Sponsored by Democratic representatives Tarra Simmons and David Hackney, the House Bill 1692, was proposed to “promote racial equity in the criminal legal system by eliminating drive-by shooting as a basis for elevating murder in the first degree to aggravated murder in the first degree.”
The bill is actually considered an amendment to the existing RCW 10.95.020.
Simmons was a former drug addict who spent time in prison and advocated prison reform during her campaign. She eventually became the first felon to be elected to the Washington State legislature in November 2020.
We just made #herstory in WA State! Beyond grateful to my team, volunteers and donors who made the impossible happen. From the Big House to the State House…We Do Recover! #LetMyPeopleRun #EndMassIncarceration pic.twitter.com/IGcqFVRCXW— Tarra Simmons (@TarraSimmons5) November 4, 2020
Simmons said in a statement that the drive-by shooting charge of aggravated murder has been used only once since 1995, when it was made law in the case Kimonti Carter. Carter was eleven years old when he joined a gang and committed car theft, burglary, drug possession and many other crimes.

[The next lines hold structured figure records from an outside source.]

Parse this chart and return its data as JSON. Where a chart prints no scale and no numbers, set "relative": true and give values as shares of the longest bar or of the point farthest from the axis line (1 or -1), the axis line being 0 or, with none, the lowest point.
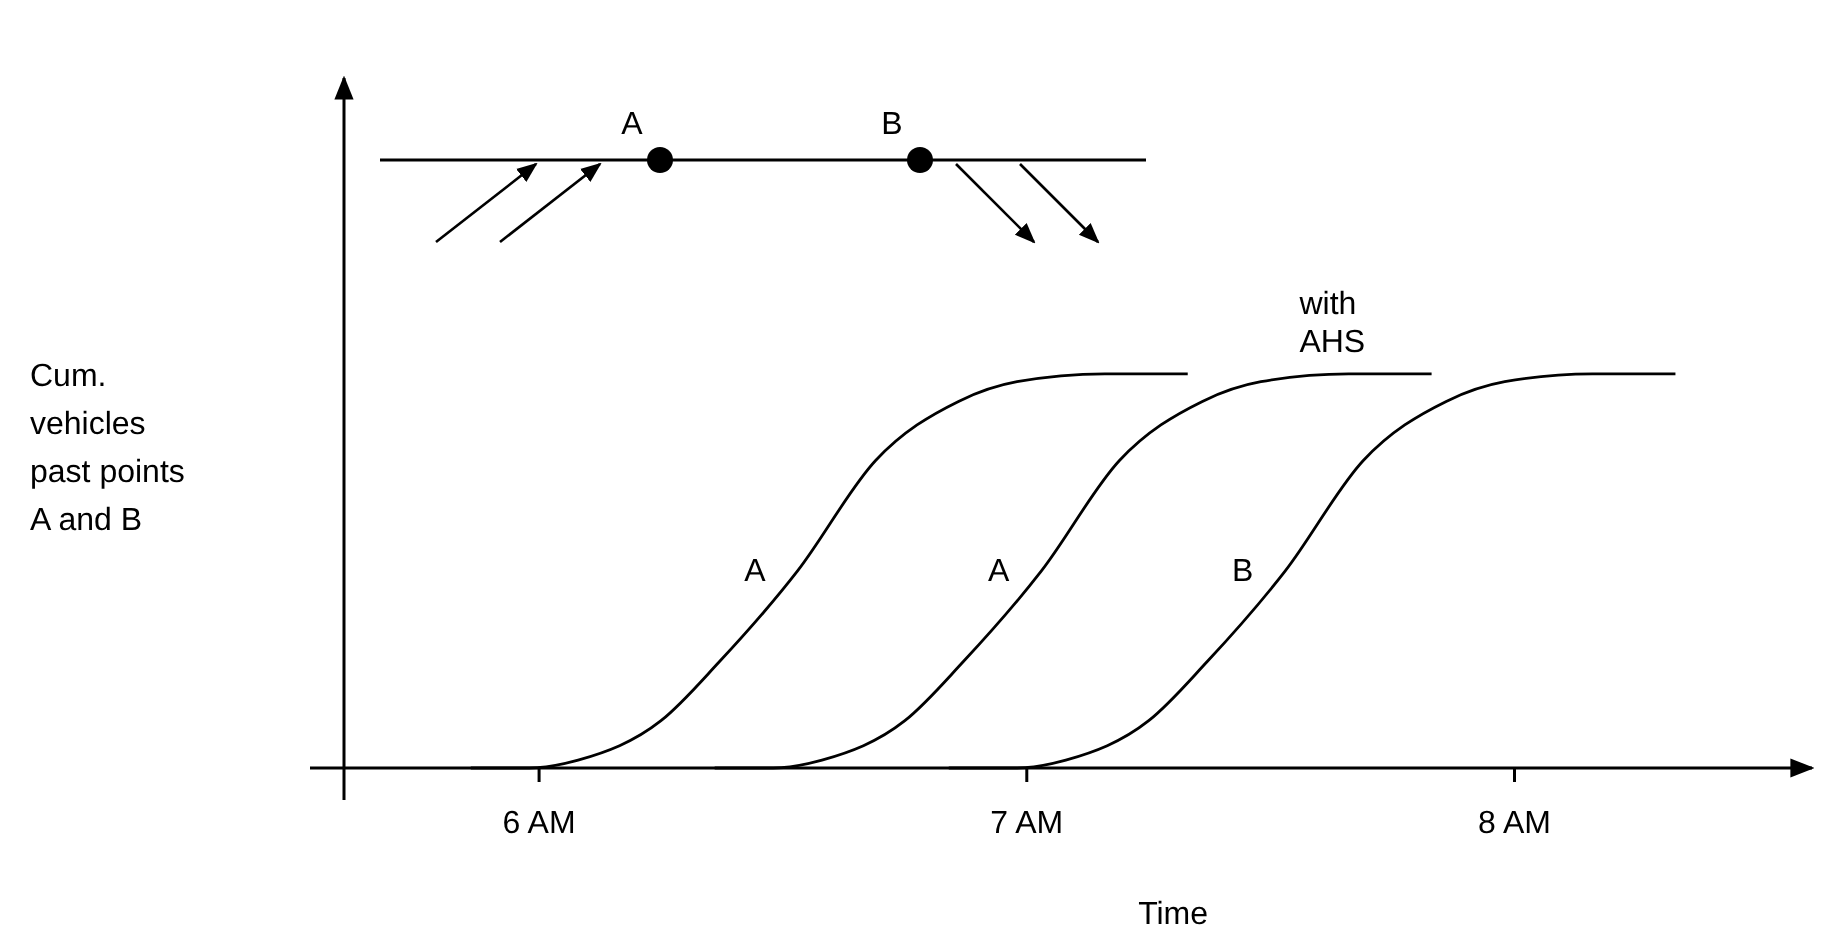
{
  "chart_data": {
    "type": "line",
    "relative": true,
    "xlabel": "Time",
    "ylabel": "Cum. vehicles past points A and B",
    "xlim": [
      5.6,
      8.61
    ],
    "xticks": [
      {
        "value": 6,
        "label": "6 AM"
      },
      {
        "value": 7,
        "label": "7 AM"
      },
      {
        "value": 8,
        "label": "8 AM"
      }
    ],
    "tick_labels": "x",
    "grid": false,
    "marker": "none",
    "line_style": "solid",
    "series": [
      {
        "name": "A",
        "color": "#000000",
        "x": [
          5.86,
          5.98,
          6.08,
          6.25,
          6.37,
          6.53,
          6.69,
          6.86,
          6.98,
          7.16,
          7.33
        ],
        "values": [
          0,
          0,
          0.02,
          0.12,
          0.27,
          0.5,
          0.78,
          0.93,
          0.98,
          1,
          1
        ]
      },
      {
        "name": "A",
        "color": "#000000",
        "x": [
          6.36,
          6.48,
          6.58,
          6.75,
          6.87,
          7.03,
          7.19,
          7.36,
          7.48,
          7.66,
          7.83
        ],
        "values": [
          0,
          0,
          0.02,
          0.12,
          0.27,
          0.5,
          0.78,
          0.93,
          0.98,
          1,
          1
        ]
      },
      {
        "name": "B",
        "color": "#000000",
        "x": [
          6.84,
          6.98,
          7.08,
          7.25,
          7.37,
          7.53,
          7.69,
          7.86,
          7.98,
          8.16,
          8.33
        ],
        "values": [
          0,
          0,
          0.02,
          0.12,
          0.27,
          0.5,
          0.78,
          0.93,
          0.98,
          1,
          1
        ]
      }
    ],
    "annotations": [
      {
        "text": "with AHS",
        "x": 7.6,
        "y": 1
      },
      "A",
      "B"
    ]
  }
}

Back in 1997, Carter was sentenced to life without parole for his participation in a drive-by shooting that killed a college student in Tacoma.
The House Public Safety Committee, a Republican committee, expressed grave concerns about the proposed legislation filed December 23rd, just before the 2022 legislative session.
They warned that HB1692 would intensify the lawlessness that the state has already been facing since the new shocking police reform laws were enforced in July. Additionally, lawmakers stated that a lower sentence for violent crimes would encourage criminals rather than hold them accountable.
“Violent crime is on the rise in our communities, in part, because law enforcement officers do not believe under new laws passed by the Legislature earlier this year that they have the authority to detain or pursue individuals, for whom they reasonably suspect have committed criminal acts. It was reported during the summer that at least nine drive-by shootings in the Yakima area this year have left a trail of injuries, deaths and traumatized neighborhoods,” Republican representative Gina Mosbrucker said in a statement.
This horrific crime is happening more and more across our state, taking the lives of innocent victims, destroying their families, and leaving neighborhoods and communities in fear,” Mosbrucker added.